«Sueño. A veces pienso que es la única acción correcta que se puede hacer. Soñar, vivir en el mundo de los sueños… […] Pero no dura mucho. La vigilia siempre acaba apoderándose de mí.»
No puedo decir que no estaba advertido. La dedicatoria que J anotó en el ejemplar de Sputnik, mi amor, aquel jueves que la acompañé al aeropuerto, afirmaba contundente que se trataba de un regalo para acercarme a Murakami “bajo advertencia de que crea adicción”. Y, como se lo prometí ese día, esperé hasta este lunes para dejar que el escritor japonés acompañara parte de mi viaje.
Nunca antes había leído yo a Haruki Murakami. Pero lo cierto es que J no se equivocaba. Más allá de lo provocador que resultaba el primer párrafo de la novela, fue la acumulación de reflejos que se articulaba con cada página lo que me impidió soltar el libro antes de llegar al final.

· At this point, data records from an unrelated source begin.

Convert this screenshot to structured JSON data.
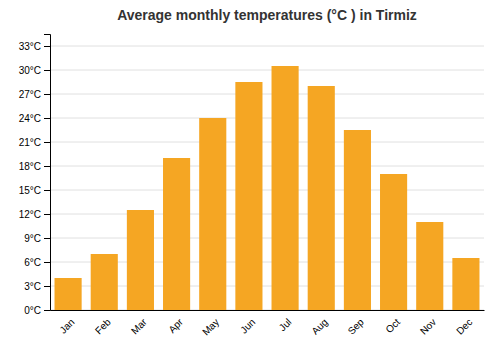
{
  "chart_data": {
    "type": "bar",
    "title": "Average monthly temperatures (°C ) in Tirmiz",
    "categories": [
      "Jan",
      "Feb",
      "Mar",
      "Apr",
      "May",
      "Jun",
      "Jul",
      "Aug",
      "Sep",
      "Oct",
      "Nov",
      "Dec"
    ],
    "values": [
      4.0,
      7.0,
      12.5,
      19.0,
      24.0,
      28.5,
      30.5,
      28.0,
      22.5,
      17.0,
      11.0,
      6.5
    ],
    "color": "#F5A623",
    "ylim": [
      0,
      34.5
    ],
    "yticks": [
      {
        "value": 0,
        "label": "0°C"
      },
      {
        "value": 3,
        "label": "3°C"
      },
      {
        "value": 6,
        "label": "6°C"
      },
      {
        "value": 9,
        "label": "9°C"
      },
      {
        "value": 12,
        "label": "12°C"
      },
      {
        "value": 15,
        "label": "15°C"
      },
      {
        "value": 18,
        "label": "18°C"
      },
      {
        "value": 21,
        "label": "21°C"
      },
      {
        "value": 24,
        "label": "24°C"
      },
      {
        "value": 27,
        "label": "27°C"
      },
      {
        "value": 30,
        "label": "30°C"
      },
      {
        "value": 33,
        "label": "33°C"
      }
    ],
    "grid": true
  }
}
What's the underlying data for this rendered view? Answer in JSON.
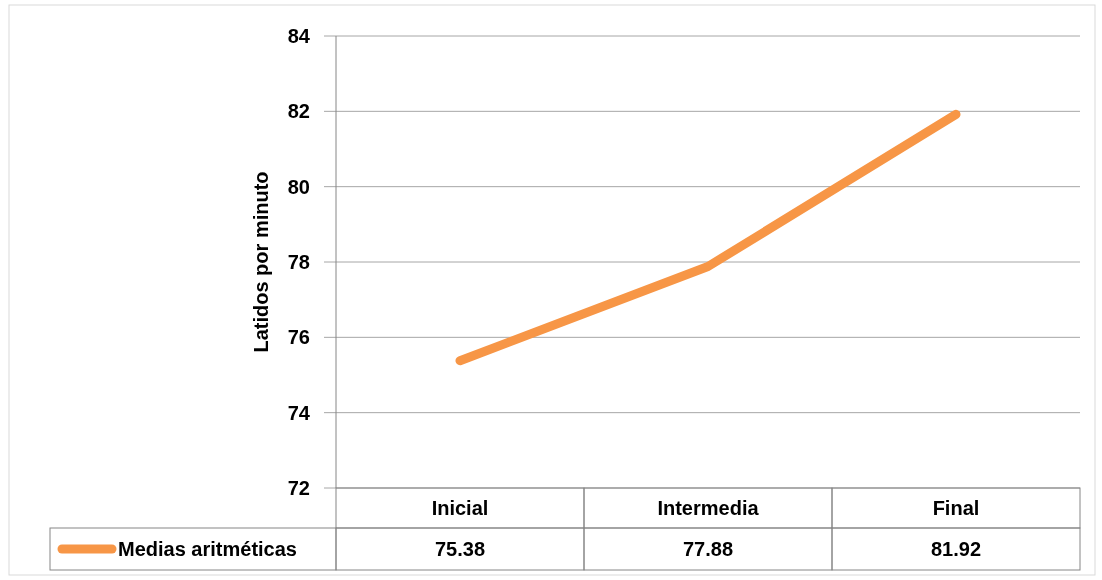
{
  "chart_data": {
    "type": "line",
    "ylabel": "Latidos por minuto",
    "categories": [
      "Inicial",
      "Intermedia",
      "Final"
    ],
    "series": [
      {
        "name": "Medias aritméticas",
        "color": "#f79646",
        "values": [
          75.38,
          77.88,
          81.92
        ]
      }
    ],
    "ylim": [
      72,
      84
    ],
    "yticks": [
      72,
      74,
      76,
      78,
      80,
      82,
      84
    ],
    "grid": "y",
    "legend": "bottom",
    "data_labels": true,
    "marker": "none",
    "line_style": "solid"
  }
}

Estoy convencido de que la magia de los auténticos descubrimientos radica en su carácter imprevisible. Puedo decir con orgullo que en estos meses he tenido oportunidad de experimentar todo tipo de encantamientos vinculados con esta clase de revelaciones. Y Murakami se ha sumado a la lista de un modo absolutamente inimaginable.
Este japonés no me ha dejado sólo con la necesidad de acercarme más a sus letras. Ha potenciado mi curiosidad por leer a Kerouac. Ha reforzado mi necesidad por alimentar con más regularidad mis instintos literarios. Y eso, una vez más, me deja en deuda con J. Gracias, pequeñuela.